OXPath is a language designed for scalable web data extraction (scraping), crawling and automation.
OXPath extends XPath with actions (e.g., click, form filling), Kleene star for iteration, and markers for data extraction.
Simple OXPath example doc("http://dblp.dagstuhl.de/pers/hd/g/Gottlob:Georg") /.:<collection> [ .:<author="Georg Gottlob"> :<articles> [ //ul[@class="publ-list"]/li[@class~="entry"] /div[@class="data"]:<article> [./span[@itemprop="author"]:<author=normalize-space(.)>] [./span[@itemprop="name"]:<title=normalize-space(.)>] [.//span[@itemprop="isPartOf"] :<publication=normalize-space(.)>] [?./span[@itemprop="pagination"]:<pages=normalize-space(.)>] ] ]

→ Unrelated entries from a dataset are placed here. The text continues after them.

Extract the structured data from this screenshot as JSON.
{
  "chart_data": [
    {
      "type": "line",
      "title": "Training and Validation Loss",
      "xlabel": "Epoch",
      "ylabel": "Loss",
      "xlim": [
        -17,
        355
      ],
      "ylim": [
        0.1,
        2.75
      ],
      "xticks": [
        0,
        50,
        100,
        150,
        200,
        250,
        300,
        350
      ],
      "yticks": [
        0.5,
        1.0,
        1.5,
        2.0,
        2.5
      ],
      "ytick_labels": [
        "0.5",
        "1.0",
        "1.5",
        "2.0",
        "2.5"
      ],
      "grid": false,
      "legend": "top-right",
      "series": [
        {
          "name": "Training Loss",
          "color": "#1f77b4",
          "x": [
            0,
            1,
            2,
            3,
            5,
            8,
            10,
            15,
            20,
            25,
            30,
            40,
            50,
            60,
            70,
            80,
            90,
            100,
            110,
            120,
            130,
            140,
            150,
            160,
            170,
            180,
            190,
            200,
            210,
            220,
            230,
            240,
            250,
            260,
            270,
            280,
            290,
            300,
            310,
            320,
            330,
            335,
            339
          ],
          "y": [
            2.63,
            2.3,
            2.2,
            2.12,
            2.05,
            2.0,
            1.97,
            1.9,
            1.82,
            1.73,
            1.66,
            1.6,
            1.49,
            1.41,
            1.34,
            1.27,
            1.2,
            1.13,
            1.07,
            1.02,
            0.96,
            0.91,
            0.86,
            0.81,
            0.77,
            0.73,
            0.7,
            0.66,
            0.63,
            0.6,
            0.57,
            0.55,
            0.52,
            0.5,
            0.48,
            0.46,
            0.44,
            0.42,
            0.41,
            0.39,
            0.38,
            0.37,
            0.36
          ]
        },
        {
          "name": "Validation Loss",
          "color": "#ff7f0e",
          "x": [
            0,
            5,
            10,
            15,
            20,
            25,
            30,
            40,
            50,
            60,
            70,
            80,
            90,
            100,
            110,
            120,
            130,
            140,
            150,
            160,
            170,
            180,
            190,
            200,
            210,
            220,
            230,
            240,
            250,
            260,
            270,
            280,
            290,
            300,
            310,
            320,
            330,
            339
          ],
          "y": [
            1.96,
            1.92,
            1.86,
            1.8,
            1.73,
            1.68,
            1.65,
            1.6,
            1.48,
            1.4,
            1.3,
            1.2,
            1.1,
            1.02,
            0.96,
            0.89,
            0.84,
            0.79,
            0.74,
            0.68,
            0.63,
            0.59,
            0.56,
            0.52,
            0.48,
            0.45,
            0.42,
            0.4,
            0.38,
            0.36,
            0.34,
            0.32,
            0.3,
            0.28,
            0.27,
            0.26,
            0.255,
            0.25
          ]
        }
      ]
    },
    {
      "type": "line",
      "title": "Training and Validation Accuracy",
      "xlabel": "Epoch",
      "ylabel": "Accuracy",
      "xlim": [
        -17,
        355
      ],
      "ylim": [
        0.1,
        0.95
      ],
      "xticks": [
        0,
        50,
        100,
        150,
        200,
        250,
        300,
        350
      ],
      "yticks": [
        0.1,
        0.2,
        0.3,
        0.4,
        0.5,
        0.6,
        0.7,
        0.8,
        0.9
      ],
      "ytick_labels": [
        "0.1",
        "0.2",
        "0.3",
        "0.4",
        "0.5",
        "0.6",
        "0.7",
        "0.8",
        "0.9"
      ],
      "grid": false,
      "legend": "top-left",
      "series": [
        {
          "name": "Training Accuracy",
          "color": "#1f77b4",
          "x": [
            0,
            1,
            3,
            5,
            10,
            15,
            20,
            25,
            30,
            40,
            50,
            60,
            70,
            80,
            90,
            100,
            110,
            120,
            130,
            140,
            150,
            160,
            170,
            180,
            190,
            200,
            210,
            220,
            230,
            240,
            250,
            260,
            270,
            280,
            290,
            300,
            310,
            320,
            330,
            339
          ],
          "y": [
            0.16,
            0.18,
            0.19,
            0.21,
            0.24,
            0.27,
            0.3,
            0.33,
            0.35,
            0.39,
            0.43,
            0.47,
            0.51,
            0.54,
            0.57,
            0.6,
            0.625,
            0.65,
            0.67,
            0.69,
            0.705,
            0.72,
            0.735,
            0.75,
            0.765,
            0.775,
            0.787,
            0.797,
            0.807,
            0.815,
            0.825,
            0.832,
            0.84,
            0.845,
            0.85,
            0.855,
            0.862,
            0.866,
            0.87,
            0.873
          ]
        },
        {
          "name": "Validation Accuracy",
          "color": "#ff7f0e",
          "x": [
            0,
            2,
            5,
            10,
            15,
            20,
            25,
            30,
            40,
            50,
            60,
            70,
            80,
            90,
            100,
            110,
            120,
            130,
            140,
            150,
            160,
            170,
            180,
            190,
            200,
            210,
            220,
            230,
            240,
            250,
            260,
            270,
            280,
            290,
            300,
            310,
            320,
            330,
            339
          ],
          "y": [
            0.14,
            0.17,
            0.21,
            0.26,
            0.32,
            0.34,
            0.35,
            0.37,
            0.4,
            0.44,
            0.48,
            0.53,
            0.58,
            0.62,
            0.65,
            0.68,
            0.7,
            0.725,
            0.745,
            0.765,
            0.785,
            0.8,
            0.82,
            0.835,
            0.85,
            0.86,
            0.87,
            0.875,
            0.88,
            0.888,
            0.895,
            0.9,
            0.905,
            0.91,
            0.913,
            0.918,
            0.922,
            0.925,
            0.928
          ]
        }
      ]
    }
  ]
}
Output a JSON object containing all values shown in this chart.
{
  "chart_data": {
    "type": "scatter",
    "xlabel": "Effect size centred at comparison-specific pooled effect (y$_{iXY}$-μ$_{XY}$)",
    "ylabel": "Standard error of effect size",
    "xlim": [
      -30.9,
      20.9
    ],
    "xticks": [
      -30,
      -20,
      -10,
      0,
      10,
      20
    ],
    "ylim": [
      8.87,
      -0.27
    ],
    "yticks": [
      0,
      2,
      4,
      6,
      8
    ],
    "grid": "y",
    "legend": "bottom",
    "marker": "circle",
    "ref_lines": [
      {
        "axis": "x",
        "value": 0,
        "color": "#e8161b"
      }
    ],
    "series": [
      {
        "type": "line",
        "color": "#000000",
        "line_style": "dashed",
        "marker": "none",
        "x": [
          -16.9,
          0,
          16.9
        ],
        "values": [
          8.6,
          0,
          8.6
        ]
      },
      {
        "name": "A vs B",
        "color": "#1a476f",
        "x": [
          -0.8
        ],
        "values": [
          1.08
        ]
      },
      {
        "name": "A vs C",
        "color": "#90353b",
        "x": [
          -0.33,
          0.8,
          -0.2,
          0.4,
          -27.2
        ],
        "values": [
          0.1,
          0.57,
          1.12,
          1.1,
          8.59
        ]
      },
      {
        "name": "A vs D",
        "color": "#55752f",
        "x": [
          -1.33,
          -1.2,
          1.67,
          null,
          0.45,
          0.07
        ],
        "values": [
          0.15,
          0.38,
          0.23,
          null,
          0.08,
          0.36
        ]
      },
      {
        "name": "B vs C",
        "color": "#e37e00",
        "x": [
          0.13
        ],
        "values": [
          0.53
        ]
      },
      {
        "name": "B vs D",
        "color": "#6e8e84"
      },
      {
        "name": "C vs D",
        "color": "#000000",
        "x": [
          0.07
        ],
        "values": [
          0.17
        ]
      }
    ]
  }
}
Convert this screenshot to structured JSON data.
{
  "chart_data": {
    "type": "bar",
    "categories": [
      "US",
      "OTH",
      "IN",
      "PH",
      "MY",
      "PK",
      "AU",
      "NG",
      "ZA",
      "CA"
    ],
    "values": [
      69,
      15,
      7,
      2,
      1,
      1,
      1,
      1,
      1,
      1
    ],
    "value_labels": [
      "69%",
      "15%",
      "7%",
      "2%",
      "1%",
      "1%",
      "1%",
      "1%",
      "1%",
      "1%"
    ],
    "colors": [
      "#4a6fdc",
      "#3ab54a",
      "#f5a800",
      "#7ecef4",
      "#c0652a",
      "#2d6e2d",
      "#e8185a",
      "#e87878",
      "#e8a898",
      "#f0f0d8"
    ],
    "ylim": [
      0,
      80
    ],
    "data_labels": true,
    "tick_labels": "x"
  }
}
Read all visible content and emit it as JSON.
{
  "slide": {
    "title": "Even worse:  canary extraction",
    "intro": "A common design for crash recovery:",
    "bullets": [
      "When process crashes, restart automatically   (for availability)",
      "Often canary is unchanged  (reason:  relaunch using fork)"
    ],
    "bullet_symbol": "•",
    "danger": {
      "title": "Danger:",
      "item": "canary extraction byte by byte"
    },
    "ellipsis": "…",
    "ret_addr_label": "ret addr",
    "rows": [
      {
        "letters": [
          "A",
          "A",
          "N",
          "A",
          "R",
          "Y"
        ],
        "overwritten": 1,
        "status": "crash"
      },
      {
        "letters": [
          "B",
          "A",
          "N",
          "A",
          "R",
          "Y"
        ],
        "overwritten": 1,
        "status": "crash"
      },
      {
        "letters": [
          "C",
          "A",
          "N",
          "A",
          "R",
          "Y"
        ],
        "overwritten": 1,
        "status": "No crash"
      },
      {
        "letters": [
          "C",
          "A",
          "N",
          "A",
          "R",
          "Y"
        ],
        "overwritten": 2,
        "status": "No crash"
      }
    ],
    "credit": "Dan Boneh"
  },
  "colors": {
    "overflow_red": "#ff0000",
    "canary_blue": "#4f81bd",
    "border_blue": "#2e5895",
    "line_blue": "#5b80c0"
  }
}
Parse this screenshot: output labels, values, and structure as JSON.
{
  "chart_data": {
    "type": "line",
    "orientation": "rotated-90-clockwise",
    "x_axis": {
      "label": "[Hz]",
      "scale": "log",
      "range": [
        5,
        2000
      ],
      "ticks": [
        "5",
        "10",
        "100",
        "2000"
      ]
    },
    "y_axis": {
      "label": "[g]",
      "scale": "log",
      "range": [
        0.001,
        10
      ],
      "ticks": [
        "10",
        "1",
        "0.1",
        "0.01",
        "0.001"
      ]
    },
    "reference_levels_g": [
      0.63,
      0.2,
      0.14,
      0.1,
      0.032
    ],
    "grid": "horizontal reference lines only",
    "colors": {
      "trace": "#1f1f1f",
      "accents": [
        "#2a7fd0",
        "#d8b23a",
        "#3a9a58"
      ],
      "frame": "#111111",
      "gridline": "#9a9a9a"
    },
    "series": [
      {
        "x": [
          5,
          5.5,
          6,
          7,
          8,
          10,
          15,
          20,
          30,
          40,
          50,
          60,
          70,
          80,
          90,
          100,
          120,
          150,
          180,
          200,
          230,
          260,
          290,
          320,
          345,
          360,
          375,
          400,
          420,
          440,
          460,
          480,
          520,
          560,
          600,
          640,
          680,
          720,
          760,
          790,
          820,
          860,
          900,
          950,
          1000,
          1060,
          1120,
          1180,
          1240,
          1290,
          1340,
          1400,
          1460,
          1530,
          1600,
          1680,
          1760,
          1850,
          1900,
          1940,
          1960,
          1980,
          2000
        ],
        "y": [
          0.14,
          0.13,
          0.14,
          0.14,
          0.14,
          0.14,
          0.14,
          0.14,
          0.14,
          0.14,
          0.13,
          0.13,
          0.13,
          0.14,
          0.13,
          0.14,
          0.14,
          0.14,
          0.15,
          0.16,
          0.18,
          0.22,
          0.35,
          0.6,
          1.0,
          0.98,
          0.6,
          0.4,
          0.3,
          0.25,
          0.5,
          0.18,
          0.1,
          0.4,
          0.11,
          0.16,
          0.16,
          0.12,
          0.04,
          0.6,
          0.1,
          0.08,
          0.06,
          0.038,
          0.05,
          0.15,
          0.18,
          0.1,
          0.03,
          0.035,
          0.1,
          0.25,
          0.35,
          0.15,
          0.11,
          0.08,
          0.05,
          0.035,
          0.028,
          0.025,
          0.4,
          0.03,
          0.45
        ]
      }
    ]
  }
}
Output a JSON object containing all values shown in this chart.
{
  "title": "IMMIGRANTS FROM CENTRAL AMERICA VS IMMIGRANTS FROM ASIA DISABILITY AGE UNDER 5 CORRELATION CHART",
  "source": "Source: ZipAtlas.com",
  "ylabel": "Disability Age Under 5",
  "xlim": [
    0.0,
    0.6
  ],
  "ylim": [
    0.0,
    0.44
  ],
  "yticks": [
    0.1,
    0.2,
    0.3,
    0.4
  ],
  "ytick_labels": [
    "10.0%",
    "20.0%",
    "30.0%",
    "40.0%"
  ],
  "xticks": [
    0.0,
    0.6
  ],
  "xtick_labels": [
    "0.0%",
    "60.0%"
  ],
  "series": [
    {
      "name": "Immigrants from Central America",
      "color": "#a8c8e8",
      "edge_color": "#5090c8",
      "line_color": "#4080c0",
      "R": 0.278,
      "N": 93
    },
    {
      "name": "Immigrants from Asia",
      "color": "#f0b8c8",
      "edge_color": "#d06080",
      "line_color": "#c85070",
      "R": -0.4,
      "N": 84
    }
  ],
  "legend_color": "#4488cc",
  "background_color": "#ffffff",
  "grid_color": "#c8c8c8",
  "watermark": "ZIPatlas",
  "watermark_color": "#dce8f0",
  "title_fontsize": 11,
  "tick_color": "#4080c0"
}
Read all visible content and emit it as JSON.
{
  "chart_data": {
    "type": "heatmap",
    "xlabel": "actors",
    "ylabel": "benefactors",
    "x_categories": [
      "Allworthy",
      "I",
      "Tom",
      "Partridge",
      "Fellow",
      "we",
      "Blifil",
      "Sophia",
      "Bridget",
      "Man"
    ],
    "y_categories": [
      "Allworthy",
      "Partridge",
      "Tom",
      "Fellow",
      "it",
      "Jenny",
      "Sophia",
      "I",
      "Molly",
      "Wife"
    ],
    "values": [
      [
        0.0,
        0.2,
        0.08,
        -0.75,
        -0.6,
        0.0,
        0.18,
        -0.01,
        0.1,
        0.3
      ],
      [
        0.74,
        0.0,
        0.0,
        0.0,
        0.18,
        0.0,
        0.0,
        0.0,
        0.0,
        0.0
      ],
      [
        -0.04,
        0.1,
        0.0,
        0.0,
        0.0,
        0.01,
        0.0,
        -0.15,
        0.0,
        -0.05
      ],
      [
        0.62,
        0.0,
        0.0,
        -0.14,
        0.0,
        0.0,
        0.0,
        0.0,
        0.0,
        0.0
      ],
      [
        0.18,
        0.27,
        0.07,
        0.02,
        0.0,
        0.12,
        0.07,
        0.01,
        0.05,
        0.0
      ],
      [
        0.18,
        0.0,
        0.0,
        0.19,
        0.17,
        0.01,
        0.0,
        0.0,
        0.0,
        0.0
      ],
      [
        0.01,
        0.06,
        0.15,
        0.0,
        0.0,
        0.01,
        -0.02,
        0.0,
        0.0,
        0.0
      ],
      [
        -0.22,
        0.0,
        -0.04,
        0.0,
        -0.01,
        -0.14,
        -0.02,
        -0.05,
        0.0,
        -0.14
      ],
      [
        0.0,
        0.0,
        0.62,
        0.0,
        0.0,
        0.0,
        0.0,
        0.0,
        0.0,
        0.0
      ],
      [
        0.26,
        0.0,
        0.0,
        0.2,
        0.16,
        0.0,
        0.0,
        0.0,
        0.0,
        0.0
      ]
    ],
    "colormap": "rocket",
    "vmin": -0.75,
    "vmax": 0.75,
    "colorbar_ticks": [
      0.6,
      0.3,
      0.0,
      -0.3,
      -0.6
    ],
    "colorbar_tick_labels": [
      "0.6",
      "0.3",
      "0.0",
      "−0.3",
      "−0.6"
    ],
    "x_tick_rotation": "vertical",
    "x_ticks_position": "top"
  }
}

OXPath expressions can be evaluated with OXPath command line interface client, OXPath CLI, (version 1.0.1) for OXPath 2.2.0. OXPath runs in a real browser, therefore every web page rendered by a modern browser can be interacted with and extracted with perfect accuracy. For this, OXPath version 2.2.0, as part of OXPath Project 1.0.3, relies on WebDriver (Selenium 2.53.1 with Firefox 47.0.1). All OXPath components, except WebAPI module integrating WebDriver, are licensed under the 3-Clause BSD License. OXPath CLI provides a command line interface for executing OXPath wrappers and saving the extracted data either on the file system in different formats such as XML, CSV, and JSON or in a relational database. OXPath 2.2.0 and OXPath CLI 1.0.1 can be executed on Linux platforms only, however, other platforms might be supported in future releases.
In Introduction to OXPath you can find a detail description of OXPath with various examples.
For citation and full description of OXPath and its semantics please refer to the article, OXPath: A language for scalable data extraction, automation, and crawling on the deep web or our tutorial, Introduction to OXPath.